Bien sûr, la grossesse n’est pas la seule chose que nos amis à quatre pattes peuvent renifler. Pendant des siècles, l’odorat inné d’un chien a été utilisé pour tout détecter, des drogues et des explosifs aux virus comme le Covid-19.

Et si vous pouviez capturer la puissance du nez d’un chien et la reproduire de manière fiable avec une machine ? Une entreprise de San Francisco le fait.

Salut Patrick !

Koniku est une startup qui cartographie le monde des parfums et l’appelle cyborg des parfums.

C’est…

Mon mari et moi pensons que notre chienne Penny savait qu’elle était enceinte avant même que nous le sachions. Sommes-nous sur quelque chose là-bas?

Oh, absolument. Absolument. C’est un très bon exemple. Ce qui est bien, c’est que tous les gens, oui, nous émettons des odeurs. Nous avons ces composés organiques volatils qui nous renseignent en permanence sur notre humeur, notre état de santé. Que vous soyez enceinte ou non, il y a des COV qui se répandent sur tout votre corps et que Penny peut sentir.

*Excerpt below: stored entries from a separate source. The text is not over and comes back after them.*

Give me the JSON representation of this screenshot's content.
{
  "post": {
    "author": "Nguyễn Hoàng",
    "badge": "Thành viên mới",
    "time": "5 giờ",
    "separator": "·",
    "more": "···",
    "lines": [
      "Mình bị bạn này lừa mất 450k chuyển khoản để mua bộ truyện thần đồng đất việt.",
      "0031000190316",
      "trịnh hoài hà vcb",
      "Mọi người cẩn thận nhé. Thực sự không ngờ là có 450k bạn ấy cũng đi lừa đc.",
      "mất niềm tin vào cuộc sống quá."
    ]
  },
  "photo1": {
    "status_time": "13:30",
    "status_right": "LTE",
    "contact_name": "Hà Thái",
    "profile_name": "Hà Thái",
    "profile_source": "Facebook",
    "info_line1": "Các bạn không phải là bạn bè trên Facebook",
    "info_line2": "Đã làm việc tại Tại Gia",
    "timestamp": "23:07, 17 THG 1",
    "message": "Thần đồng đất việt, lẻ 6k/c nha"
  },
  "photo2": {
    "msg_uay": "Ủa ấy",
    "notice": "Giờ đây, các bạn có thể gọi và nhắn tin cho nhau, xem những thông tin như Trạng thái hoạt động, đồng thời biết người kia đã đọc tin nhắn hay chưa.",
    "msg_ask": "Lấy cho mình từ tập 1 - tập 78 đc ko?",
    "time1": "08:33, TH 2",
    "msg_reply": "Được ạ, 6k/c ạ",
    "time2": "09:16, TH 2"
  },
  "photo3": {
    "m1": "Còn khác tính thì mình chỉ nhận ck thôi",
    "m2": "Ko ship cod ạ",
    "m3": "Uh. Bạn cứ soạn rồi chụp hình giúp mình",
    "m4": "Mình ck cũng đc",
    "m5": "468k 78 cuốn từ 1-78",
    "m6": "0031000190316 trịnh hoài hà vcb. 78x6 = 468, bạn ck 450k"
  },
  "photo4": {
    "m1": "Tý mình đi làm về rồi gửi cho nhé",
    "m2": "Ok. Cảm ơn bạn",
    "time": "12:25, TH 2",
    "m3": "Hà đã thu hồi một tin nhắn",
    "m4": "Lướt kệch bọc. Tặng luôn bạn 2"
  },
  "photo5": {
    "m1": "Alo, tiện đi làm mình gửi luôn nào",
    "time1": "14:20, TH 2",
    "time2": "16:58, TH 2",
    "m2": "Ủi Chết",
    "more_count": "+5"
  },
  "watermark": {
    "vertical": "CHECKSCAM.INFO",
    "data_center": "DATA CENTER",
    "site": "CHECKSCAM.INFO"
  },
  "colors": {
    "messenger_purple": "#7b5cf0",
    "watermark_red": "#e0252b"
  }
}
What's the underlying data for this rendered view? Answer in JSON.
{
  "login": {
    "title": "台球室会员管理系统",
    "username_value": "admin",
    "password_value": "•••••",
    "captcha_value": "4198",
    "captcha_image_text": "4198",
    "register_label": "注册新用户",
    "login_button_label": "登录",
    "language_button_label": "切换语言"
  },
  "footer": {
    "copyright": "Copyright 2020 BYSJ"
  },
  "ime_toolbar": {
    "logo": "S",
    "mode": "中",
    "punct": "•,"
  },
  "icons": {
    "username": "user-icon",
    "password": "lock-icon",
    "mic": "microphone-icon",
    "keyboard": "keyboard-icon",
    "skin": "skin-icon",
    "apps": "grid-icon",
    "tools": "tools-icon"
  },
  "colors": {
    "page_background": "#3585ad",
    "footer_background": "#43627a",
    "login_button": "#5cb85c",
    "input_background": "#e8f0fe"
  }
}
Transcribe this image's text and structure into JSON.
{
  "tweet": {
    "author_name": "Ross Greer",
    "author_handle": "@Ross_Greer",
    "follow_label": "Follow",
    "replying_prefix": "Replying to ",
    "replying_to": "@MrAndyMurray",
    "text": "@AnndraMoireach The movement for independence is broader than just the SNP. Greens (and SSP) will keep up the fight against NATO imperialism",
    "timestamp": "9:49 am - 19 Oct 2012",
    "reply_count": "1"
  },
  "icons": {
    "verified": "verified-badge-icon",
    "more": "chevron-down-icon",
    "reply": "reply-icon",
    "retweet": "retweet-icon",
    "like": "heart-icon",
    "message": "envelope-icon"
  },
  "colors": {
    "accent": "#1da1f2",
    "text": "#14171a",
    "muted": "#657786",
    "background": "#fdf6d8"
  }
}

Ce sont ces COV, ou odeurs, que Osh et son équipe tentent de déchiffrer. Et ils le font en imitant les récepteurs à l’intérieur du nez d’un chien.

La science en son cœur est simple… chaque parfum a une structure moléculaire unique qui peut être identifiée, cartographiée et détectée. Koniku a développé une méthode pour utiliser des cellules biologiques vivantes pour réagir aux molécules d’odeur dans l’air. Pour ce faire, ils connectent des neurones vivants à l’électronique.

Les neurones sont placés sur une puce informatique. Ils sont attachés à un ensemble unique de lentilles. Ainsi, l’appareil complet est imprégné de l’odorat comme un être vivant.

je vois Oh c’est gentil.

Nous prenons donc une cellule vide ici. Et nous devons faire en sorte que cette cellule fabrique une protéine qui détecte les COV, qui détecte les odeurs. Nous emballons l’ADN qui agit comme un ensemble d’instructions et attachons cet ADN à une cellule pour créer un récepteur qui détecte les COV.

Il existe des milliards de composés différents qui composent l’odeur de tout ce qui nous entoure.

Voulez-vous regarder à l’intérieur ?

Oui.

Donc, vous regardez juste à l’intérieur.

Ceux-ci sont désactivés.

Donc, vous regardez des cellules qui ont été génétiquement modifiées pour amplifier ces récepteurs d’environ 10 fois.

Seulement 500…

Ici, ils appellent leur dispositif olfactif artificiel KoniKore. Il s’agit d’imiter les minuscules récepteurs dans de vrais nez, explique Jos Sebastian, responsable de l’ingénierie.

Lorsque vous regardez ce que nous essayons de créer dans une biopuce, nous reproduisons essentiellement le système vasculaire, l’ensemble du système capillaire, le mécanisme par lequel la nourriture y parvient, l’humidité, tout cela. Nous imitons donc la biologie.

L’une des premières entreprises à avoir testé le biomimétisme est Airbus, qui a récemment commencé à utiliser ses appareils pour la sécurité à l’aéroport de San Francisco.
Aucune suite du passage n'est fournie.